Nowhere Offices are focused on who is doing the work and their status rather than where they work. There are three ‘types’ of people:

  • Learners: new starters or graduate hires may find it more beneficial to be in a physical office in terms of social capital and comfort, it’s harder to get work done at home if you share a space with others or have poor broadband. The benefits of learning from others can often only come from the serendipitous snippets picked up in an office, exchanging knowledge, opinion, intelligence, and emotion is impossible to fully capture or replicate digitally.
  • Freelancers: freelance workers in your team may be content to come to an informal gathering every now and then. Dipping in and out of offices, they don’t need a fixed place, just somewhere to gather with you from time to time.

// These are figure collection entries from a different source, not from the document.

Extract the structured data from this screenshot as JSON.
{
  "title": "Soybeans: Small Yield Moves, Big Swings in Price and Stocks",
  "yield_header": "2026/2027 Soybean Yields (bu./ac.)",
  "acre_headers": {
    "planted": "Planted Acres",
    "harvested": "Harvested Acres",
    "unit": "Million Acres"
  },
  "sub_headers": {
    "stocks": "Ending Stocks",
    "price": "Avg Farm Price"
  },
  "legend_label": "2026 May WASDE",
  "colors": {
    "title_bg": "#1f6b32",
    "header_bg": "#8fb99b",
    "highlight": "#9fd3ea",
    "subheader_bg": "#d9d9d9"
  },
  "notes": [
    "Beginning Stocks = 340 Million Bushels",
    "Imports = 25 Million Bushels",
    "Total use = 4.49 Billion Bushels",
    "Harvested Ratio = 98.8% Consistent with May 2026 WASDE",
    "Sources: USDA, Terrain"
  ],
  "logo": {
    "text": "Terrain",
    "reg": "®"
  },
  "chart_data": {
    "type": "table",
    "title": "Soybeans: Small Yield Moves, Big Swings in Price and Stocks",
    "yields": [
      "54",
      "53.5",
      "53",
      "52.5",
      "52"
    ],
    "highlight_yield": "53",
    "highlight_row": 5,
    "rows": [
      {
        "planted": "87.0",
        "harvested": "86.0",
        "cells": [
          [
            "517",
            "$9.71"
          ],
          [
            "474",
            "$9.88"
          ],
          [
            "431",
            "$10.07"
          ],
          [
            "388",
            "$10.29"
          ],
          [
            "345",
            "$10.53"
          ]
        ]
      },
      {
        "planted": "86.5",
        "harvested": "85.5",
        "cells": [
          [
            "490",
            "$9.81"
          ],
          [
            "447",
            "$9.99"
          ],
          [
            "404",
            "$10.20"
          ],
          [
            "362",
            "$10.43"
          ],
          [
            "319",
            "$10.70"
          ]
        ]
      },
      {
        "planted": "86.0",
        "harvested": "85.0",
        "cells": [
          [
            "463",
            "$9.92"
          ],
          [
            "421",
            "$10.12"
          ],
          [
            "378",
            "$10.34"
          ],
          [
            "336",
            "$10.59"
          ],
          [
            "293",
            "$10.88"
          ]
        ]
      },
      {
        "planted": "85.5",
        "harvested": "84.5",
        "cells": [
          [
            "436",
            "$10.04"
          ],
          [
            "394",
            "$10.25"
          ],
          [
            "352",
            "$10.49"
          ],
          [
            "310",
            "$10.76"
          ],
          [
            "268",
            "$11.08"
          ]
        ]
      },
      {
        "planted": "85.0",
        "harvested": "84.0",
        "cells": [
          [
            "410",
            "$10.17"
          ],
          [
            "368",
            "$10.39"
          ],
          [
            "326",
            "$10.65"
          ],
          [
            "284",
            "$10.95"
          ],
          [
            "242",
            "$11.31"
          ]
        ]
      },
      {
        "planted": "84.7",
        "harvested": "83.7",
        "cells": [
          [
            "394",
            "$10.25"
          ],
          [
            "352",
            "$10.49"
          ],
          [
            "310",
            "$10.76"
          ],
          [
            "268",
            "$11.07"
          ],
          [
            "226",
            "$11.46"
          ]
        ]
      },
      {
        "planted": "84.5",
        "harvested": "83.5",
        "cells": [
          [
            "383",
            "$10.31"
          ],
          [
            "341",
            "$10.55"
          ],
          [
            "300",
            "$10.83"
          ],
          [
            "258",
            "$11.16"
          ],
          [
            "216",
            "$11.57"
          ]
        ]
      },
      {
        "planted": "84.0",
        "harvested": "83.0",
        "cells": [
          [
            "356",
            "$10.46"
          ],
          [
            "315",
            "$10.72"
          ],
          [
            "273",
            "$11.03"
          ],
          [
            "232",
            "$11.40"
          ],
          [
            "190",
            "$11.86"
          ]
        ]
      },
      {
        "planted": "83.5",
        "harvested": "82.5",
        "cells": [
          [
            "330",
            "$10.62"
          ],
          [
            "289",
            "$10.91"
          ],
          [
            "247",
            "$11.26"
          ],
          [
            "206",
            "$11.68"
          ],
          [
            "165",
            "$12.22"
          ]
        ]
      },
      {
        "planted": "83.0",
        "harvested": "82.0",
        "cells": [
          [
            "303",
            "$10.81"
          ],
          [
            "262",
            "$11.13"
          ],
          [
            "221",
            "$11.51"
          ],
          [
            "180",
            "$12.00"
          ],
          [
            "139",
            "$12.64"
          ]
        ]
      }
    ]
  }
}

  • Leaders: Seniors in your team who need to know more about the projects and people, need to work harder than ever to get in touch with the human needs of their colleagues, and ‘listen and learn more’ than previously with a digital model, so provide a space to enable this.

 We’ve eschewed the Orwellian routine of the office forever. Many startups had already adopted a hybrid, flexible model before Covid, embracing the freedom, space and cost advantage of free-spirited working, but for us all there were lessons learned about leadership, human needs, habits, processes and automation. Build these into a Nowhere Office strategy. Shift the mindset from how your team works to where they work, evolve your organisation design and structure, and focus on wellbeing not productivity.